By BBC Music Magazine

Published: Saturday, 04 June 2022 at 12:00 am


Purcell’s Funeral Music for Queen Mary, like Albinoni’s Adagio and Allegri’s Miserere, belongs to the category of old compositions shaped by modern hands. The scholar Bruce Wood suggests that the piece as generally performed, a compilation of early and late Purcell, is ‘thoroughly bogus’

. His verdict will sound harsh to those moved by its mix of music for solemn brass and choral settings of the Funeral Sentences from the Book of Common Prayer. Yet Wood, after considering opaque reports of Queen Mary’s state funeral at Westminster Abbey on 5 March 1695 and flimsy evidence for the music performed during it, attaches a long list of questions to the work. We know that the March and Canzona were heard by mourners at the funeral, for which Purcell wrote his second setting of Thou knowest, Lord. The rest of the resplendent service’s musical contents remains open to debate.

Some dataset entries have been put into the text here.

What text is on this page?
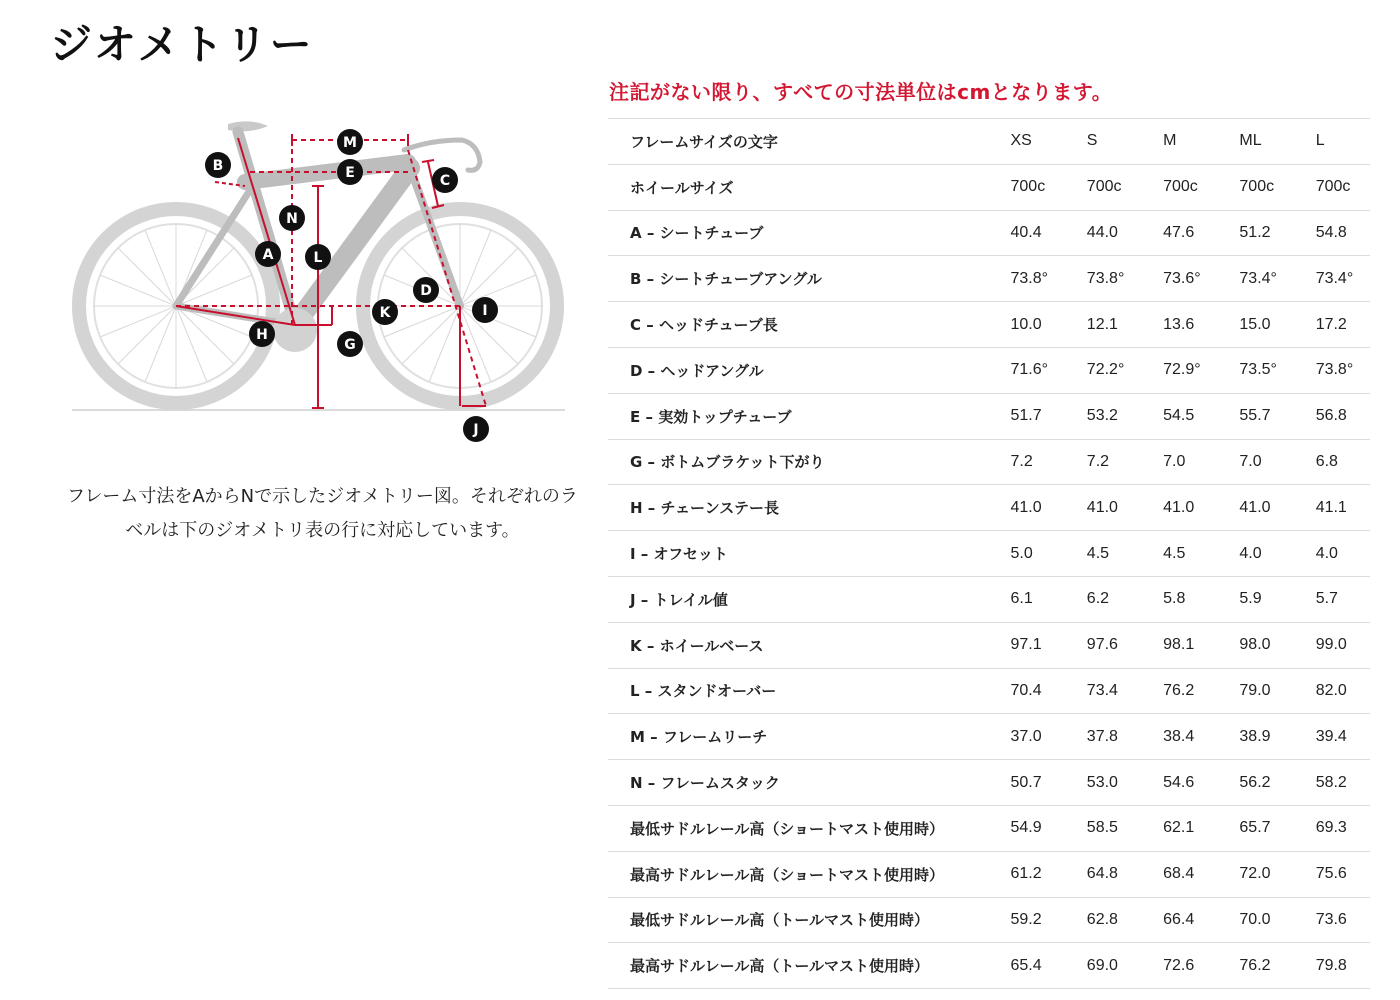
ジオメトリー
M
E
B
C
N
A	L
D
K	I
H
G
J
フレーム寸法をAからNで示したジオメトリー図。それぞれのラ
ベルは下のジオメトリ表の行に対応しています。
注記がない限り、すべての寸法単位はcmとなります。
フレームサイズの文字	XS	S	M	ML	L
ホイールサイズ	700c	700c	700c	700c	700c
A – シートチューブ	40.4	44.0	47.6	51.2	54.8
B – シートチューブアングル	73.8°	73.8°	73.6°	73.4°	73.4°
C – ヘッドチューブ長	10.0	12.1	13.6	15.0	17.2
D – ヘッドアングル	71.6°	72.2°	72.9°	73.5°	73.8°
E – 実効トップチューブ	51.7	53.2	54.5	55.7	56.8
G – ボトムブラケット下がり	7.2	7.2	7.0	7.0	6.8
H – チェーンステー長	41.0	41.0	41.0	41.0	41.1
I – オフセット	5.0	4.5	4.5	4.0	4.0
J – トレイル値	6.1	6.2	5.8	5.9	5.7
K – ホイールベース	97.1	97.6	98.1	98.0	99.0
L – スタンドオーバー	70.4	73.4	76.2	79.0	82.0
M – フレームリーチ	37.0	37.8	38.4	38.9	39.4
N – フレームスタック	50.7	53.0	54.6	56.2	58.2
最低サドルレール高（ショートマスト使用時）	54.9	58.5	62.1	65.7	69.3
最高サドルレール高（ショートマスト使用時）	61.2	64.8	68.4	72.0	75.6
最低サドルレール高（トールマスト使用時）	59.2	62.8	66.4	70.0	73.6
最高サドルレール高（トールマスト使用時）	65.4	69.0	72.6	76.2	79.8
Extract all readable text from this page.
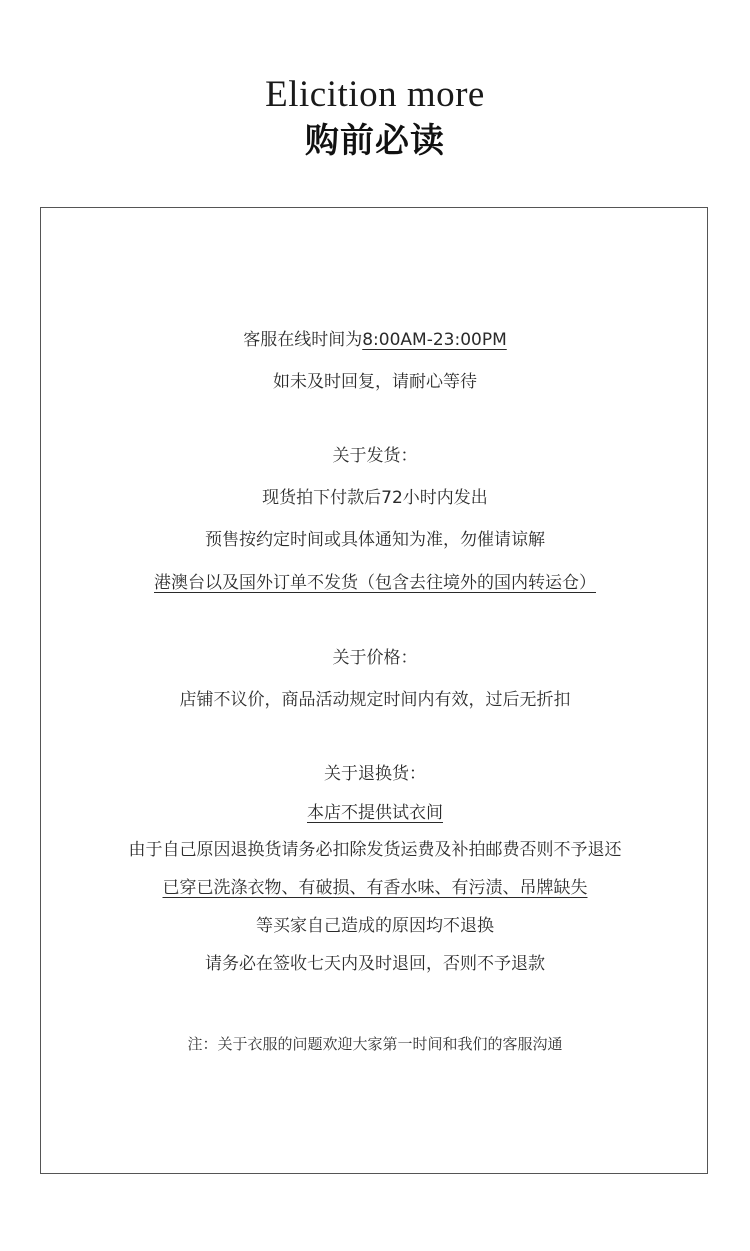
Elicition more
购前必读
客服在线时间为8:00AM-23:00PM
如未及时回复，请耐心等待
关于发货：
现货拍下付款后72小时内发出
预售按约定时间或具体通知为准，勿催请谅解
港澳台以及国外订单不发货（包含去往境外的国内转运仓）
关于价格：
店铺不议价，商品活动规定时间内有效，过后无折扣
关于退换货：
本店不提供试衣间
由于自己原因退换货请务必扣除发货运费及补拍邮费否则不予退还
已穿已洗涤衣物、有破损、有香水味、有污渍、吊牌缺失
等买家自己造成的原因均不退换
请务必在签收七天内及时退回，否则不予退款
注：关于衣服的问题欢迎大家第一时间和我们的客服沟通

The best recordings of Purcell’s Funeral Music for Queen Mary

Vox Luminis/Lionel Meunier

(2012)

Ricercar RIC332

WORK ON THE CHURCH of Saint-Jean Baptiste in Belgium began six years after Queen Mary’s burial. The building’s sacred space – more intimate than Westminster Abbey – and the clear yet warm sound caught within its acoustics contribute to the intense atmosphere of Lionel Meunier’s recording of the Queen’s funeral music. Meunier creates a convincing survey of works performed on the occasion, embracing Wood’s research and placing Purcell’s funeral music for Queen Mary within the context of pieces associated with earlier English royal funerals. Vox Luminis follow their conductor’s unsentimental lead, sparing in their use of vibrato and eternally wedded to immaculate intonation and articulation. Their unmannered singing allows the harmonic tensions and surface colours of Purcell’s second setting of Thou knowest, Lord to emerge naturally; the addition of four ‘flatt’ or slide trumpets magnifies the anthem’s expressive power. Farewell Marches by James Paisible and Thomas Tollett are used to evoke the procession of ‘the Queen’s chariot’, a purpose-built hearse, from Whitehall to the Abbey, with Purcell’s March serving as bridge to the funeral service proper. Meunier and his musicians travel far beyond the bounds of studio recording to forge a strong impression of the ritual surrounding a royal burial.

 

Choir of the King’s Consort; Choir of New College, Oxford

The King’s Consort/ Robert King (1993)

Hyperion CDA 66677

Boy trebles, a quartet of slide trumpets, a crack team of adult male voices and shrewdly judged speeds add to the appeal of Robert King’s recording, part of his set of Purcell’s complete sacred music for Hyperion. King brackets the composer’s three early Funeral Sentences together with his final setting of Thou knowest, Lord, framing the four choral pieces with the March and Canzona and two long drum marches. He opens Man that is born of woman with a solo quartet, a strategy repaid by fine singing and a degree of textural transparency suited to words about life’s brief span and mankind’s misery. Best of all is the revised version of Purcell’s first setting of Thou knowest, sung with great tenderness and graced by exquisite recorded sound.